PORTAL BANTEN - Gelombang kecurigaan kembali menghantam pusaran dana bantuan sosial (bansos) DKI Jakarta tahun 2020. Isu korupsi yang sempat mereda, kini kembali mencuat seiring beredarnya kabar Surat Perintah Penghentian Penyidikan (SP3) dari aparat penegak hukum terkait kasus tersebut. Informasi ini santer terdengar di lingkungan kantor PAM Jaya dan Balaikota Jakarta, mengaitkan SP3 dengan dugaan keterlibatan Arief Nasrudin, yang saat itu menjabat sebagai Direktur Utama Perumda Pasar Jaya, dalam pengelolaan dana bansos senilai Rp 2,85 triliun.
Namun, Center for Budget Analysis (CBA) justru melihat manuver ini sebagai upaya mempertahankan Arief di kursi empuk BUMD Jakarta, apalagi kini ia menduduki posisi penting sebagai Direktur Utama PAM Jaya.
"Isu SP3 ini lebih mirip sinyal politik, bukan fakta hukum yang sahih. Ini seperti pesan agar Gubernur DKI Jakarta Pramono Anung tidak mencopot Arief Nasrudin dari jabatannya," kata Uchok Sky Khadafi, Direktur Eksekutif CBA, Selasa (24 Juni 2025).
Uchok juga mengkritik lamanya Arief bercokol di posisi strategis BUMD Jakarta.
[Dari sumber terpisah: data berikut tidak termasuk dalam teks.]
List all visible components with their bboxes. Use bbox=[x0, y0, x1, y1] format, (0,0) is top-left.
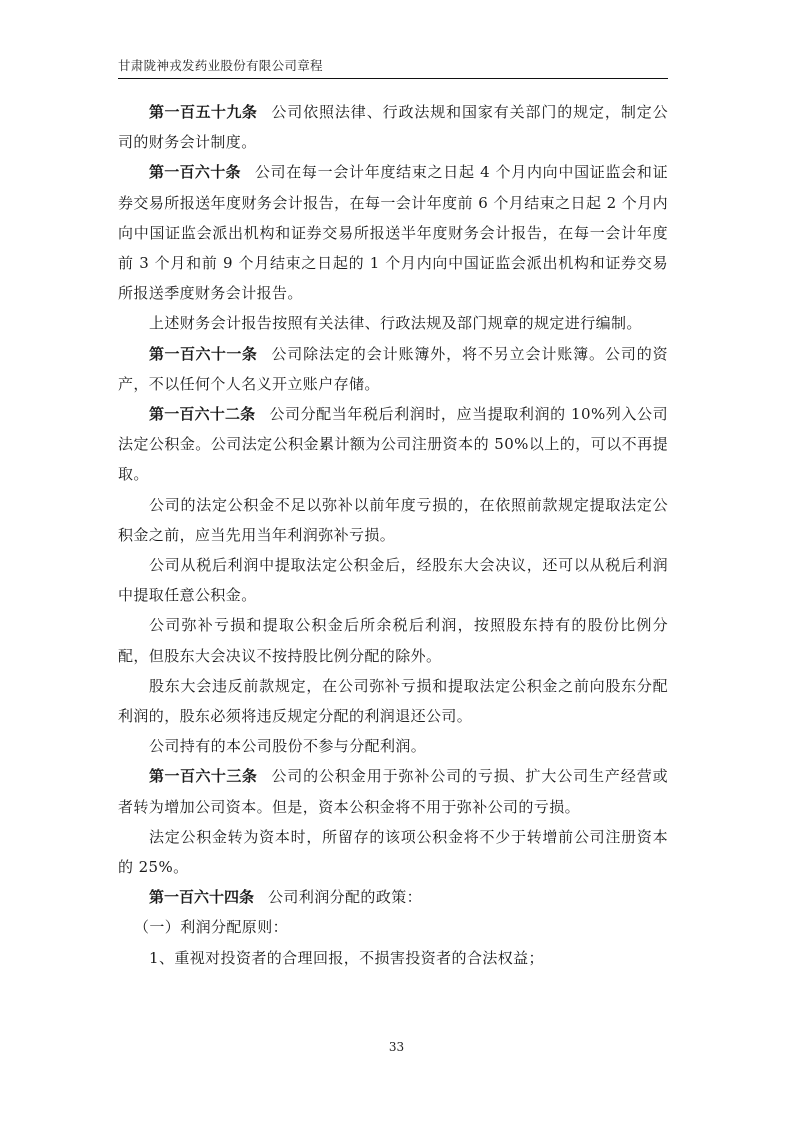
article-heading: 第一百六十一条 bbox=[149, 345, 257, 363]
article-164: 第一百六十四条公司利润分配的政策： bbox=[118, 882, 668, 912]
article-159: 第一百五十九条公司依照法律、行政法规和国家有关部门的规定，制定公司的财务会计制度… bbox=[118, 97, 668, 157]
article-163: 第一百六十三条公司的公积金用于弥补公司的亏损、扩大公司生产经营或者转为增加公司资… bbox=[118, 761, 668, 821]
paragraph: 法定公积金转为资本时，所留存的该项公积金将不少于转增前公司注册资本的 25%。 bbox=[118, 822, 668, 882]
list-item: 1、重视对投资者的合理回报，不损害投资者的合法权益； bbox=[118, 943, 668, 973]
paragraph: 上述财务会计报告按照有关法律、行政法规及部门规章的规定进行编制。 bbox=[118, 308, 668, 338]
article-161: 第一百六十一条公司除法定的会计账簿外，将不另立会计账簿。公司的资产，不以任何个人… bbox=[118, 339, 668, 399]
paragraph: 公司持有的本公司股份不参与分配利润。 bbox=[118, 731, 668, 761]
article-160: 第一百六十条公司在每一会计年度结束之日起 4 个月内向中国证监会和证券交易所报送… bbox=[118, 157, 668, 308]
article-heading: 第一百六十四条 bbox=[149, 888, 254, 906]
paragraph: 公司从税后利润中提取法定公积金后，经股东大会决议，还可以从税后利润中提取任意公积… bbox=[118, 550, 668, 610]
paragraph: 公司弥补亏损和提取公积金后所余税后利润，按照股东持有的股份比例分配，但股东大会决… bbox=[118, 610, 668, 670]
article-heading: 第一百六十条 bbox=[149, 163, 241, 181]
document-body: 第一百五十九条公司依照法律、行政法规和国家有关部门的规定，制定公司的财务会计制度… bbox=[118, 97, 668, 973]
article-text: 公司在每一会计年度结束之日起 4 个月内向中国证监会和证券交易所报送年度财务会计… bbox=[118, 163, 668, 302]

Ia mendesak Pemprov DKI untuk membuktikan komitmen terhadap transparansi dan perbaikan tata kelola perusahaan daerah dengan mengevaluasi pimpinan yang diduga terlibat dalam kasus yang belum menemui titik terang ini.
"Sudah cukup. Gubernur harus berani mengevaluasi, bahkan mencopot Arief Nasrudin dari jabatan Dirut PAM Jaya. Masa jabatan berulang di BUMD bukan prestasi jika ada catatan dugaan penyalahgunaan anggaran publik," ujar Uchok.
Sebelumnya, CBA juga telah mendesak Komisi Pemberantasan Korupsi (KPK) untuk segera mengusut tuntas dugaan korupsi dana bansos Covid-19 tahun 2020. Menurut Uchok, potensi kerugian negara yang mencapai Rp 2,85 triliun dalam program bantuan yang bersumber dari APBD DKI sebesar Rp 3,65 triliun tersebut, harus menjadi prioritas penegakan hukum.
"Program ini seharusnya menyelamatkan warga dari dampak pandemi, bukan jadi ajang penggelembungan anggaran. Dengan nilai sebesar itu, negara bisa membangun puluhan sekolah atau menggratiskan pendidikan bagi siswa miskin Jakarta," tegasnya.
Uchok menegaskan bahwa proses hukum tidak boleh terbungkam oleh manuver politik atau tekanan jabatan. Terlebih jika menyangkut anggaran publik yang seharusnya digunakan secara maksimal dan transparan untuk kepentingan rakyat.
"Apapun alasannya, dugaan korupsi Bansos 2020 ini harus dibuka kembali secara terang. Jika memang tidak ada penyimpangan, buktikan di depan publik. Tapi jika ada indikasi kuat, maka jangan beri ruang bagi siapapun yang berusaha menutupinya," tutup Uchok.